Ararat (Atom Egoyan, 2002)

 

Atom Egoyan’s Ararat is fairly typical of the director’s post-peak works: meticulously controlled, preoccupied with weighty themes, its structural intricacy spanning the public and the intimate; and, sadly, almost completely lacking in impact. The film concerns itself with the 1915 Armenian genocide, both as a valid subject for modern-day film-making (Charles Aznavour plays a director making a film called Ararat) and as a continuing source of preoccupation and trauma, both directly (Egoyan lumberingly contrives a reason for a customs officer to be discussing the history at length with a suspected drug smuggler) and by generational and cultural proximity (that same suspect’s father, an Armenian activist, was shot dead while attempting to kill a Turkish diplomat). The film’s thicket of interconnections (for example, the custom’s officer’s son is in a relationship with an actor in the movie, on which the suspect also works as a production assistant), seemingly intended to establish a sense of layered complexity, mostly feels over-determined and airless: the film lacks any hint of spontaneity or true discovery, its artifices and inventions at odds with any possibility of more than superficial empathy.
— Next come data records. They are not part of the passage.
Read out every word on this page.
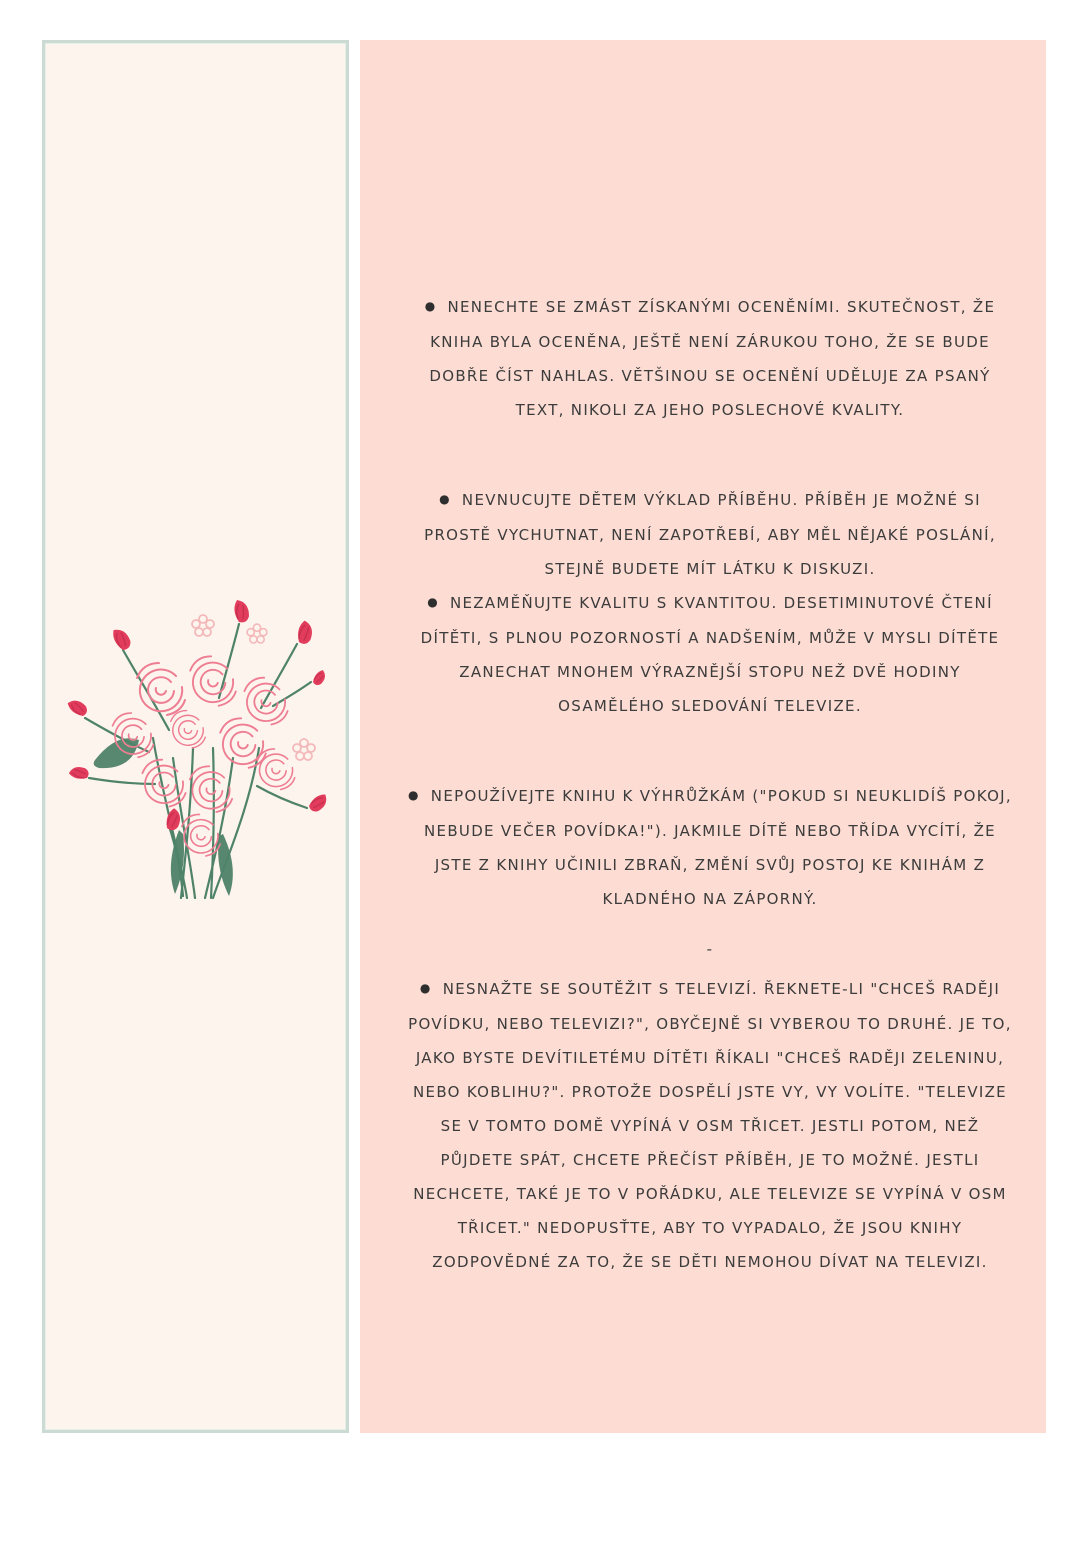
● NENECHTE SE ZMÁST ZÍSKANÝMI OCENĚNÍMI. SKUTEČNOST, ŽE KNIHA BYLA OCENĚNA, JEŠTĚ NENÍ ZÁRUKOU TOHO, ŽE SE BUDE DOBŘE ČÍST NAHLAS. VĚTŠINOU SE OCENĚNÍ UDĚLUJE ZA PSANÝ TEXT, NIKOLI ZA JEHO POSLECHOVÉ KVALITY.

● NEVNUCUJTE DĚTEM VÝKLAD PŘÍBĚHU. PŘÍBĚH JE MOŽNÉ SI PROSTĚ VYCHUTNAT, NENÍ ZAPOTŘEBÍ, ABY MĚL NĚJAKÉ POSLÁNÍ, STEJNĚ BUDETE MÍT LÁTKU K DISKUZI.

● NEZAMĚŇUJTE KVALITU S KVANTITOU. DESETIMINUTOVÉ ČTENÍ DÍTĚTI, S PLNOU POZORNOSTÍ A NADŠENÍM, MŮŽE V MYSLI DÍTĚTE ZANECHAT MNOHEM VÝRAZNĚJŠÍ STOPU NEŽ DVĚ HODINY OSAMĚLÉHO SLEDOVÁNÍ TELEVIZE.

● NEPOUŽÍVEJTE KNIHU K VÝHRŮŽKÁM ("POKUD SI NEUKLIDÍŠ POKOJ, NEBUDE VEČER POVÍDKA!"). JAKMILE DÍTĚ NEBO TŘÍDA VYCÍTÍ, ŽE JSTE Z KNIHY UČINILI ZBRAŇ, ZMĚNÍ SVŮJ POSTOJ KE KNIHÁM Z KLADNÉHO NA ZÁPORNÝ.

-

● NESNAŽTE SE SOUTĚŽIT S TELEVIZÍ. ŘEKNETE-LI "CHCEŠ RADĚJI POVÍDKU, NEBO TELEVIZI?", OBYČEJNĚ SI VYBEROU TO DRUHÉ. JE TO, JAKO BYSTE DEVÍTILETÉMU DÍTĚTI ŘÍKALI "CHCEŠ RADĚJI ZELENINU, NEBO KOBLIHU?". PROTOŽE DOSPĚLÍ JSTE VY, VY VOLÍTE. "TELEVIZE SE V TOMTO DOMĚ VYPÍNÁ V OSM TŘICET. JESTLI POTOM, NEŽ PŮJDETE SPÁT, CHCETE PŘEČÍST PŘÍBĚH, JE TO MOŽNÉ. JESTLI NECHCETE, TAKÉ JE TO V POŘÁDKU, ALE TELEVIZE SE VYPÍNÁ V OSM TŘICET." NEDOPUSŤTE, ABY TO VYPADALO, ŽE JSOU KNIHY ZODPOVĚDNÉ ZA TO, ŽE SE DĚTI NEMOHOU DÍVAT NA TELEVIZI.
It does evoke a nagging suspicion (or maybe it’s just a faintly benevolent hope) that Egoyan is playing a particularly sophisticated game (for example, why should we believe that a flashback seemingly showing the truth about a past death is any more reliable than the material we see being shot in a studio), that the earnestness and speechifying are parodic, mocking the whole notion that commercial cinema could possibly make a meaningful contribution to historical memory and understanding. But the weight of evidence indicates that the film is indeed as turgidly self-important as one experiences it as being. The actors are at best dull and poorly utilized (Marie-Josee Croze is one of the few centres of energy), and at worst (Elias Koteas is a prime offender) barely watchable.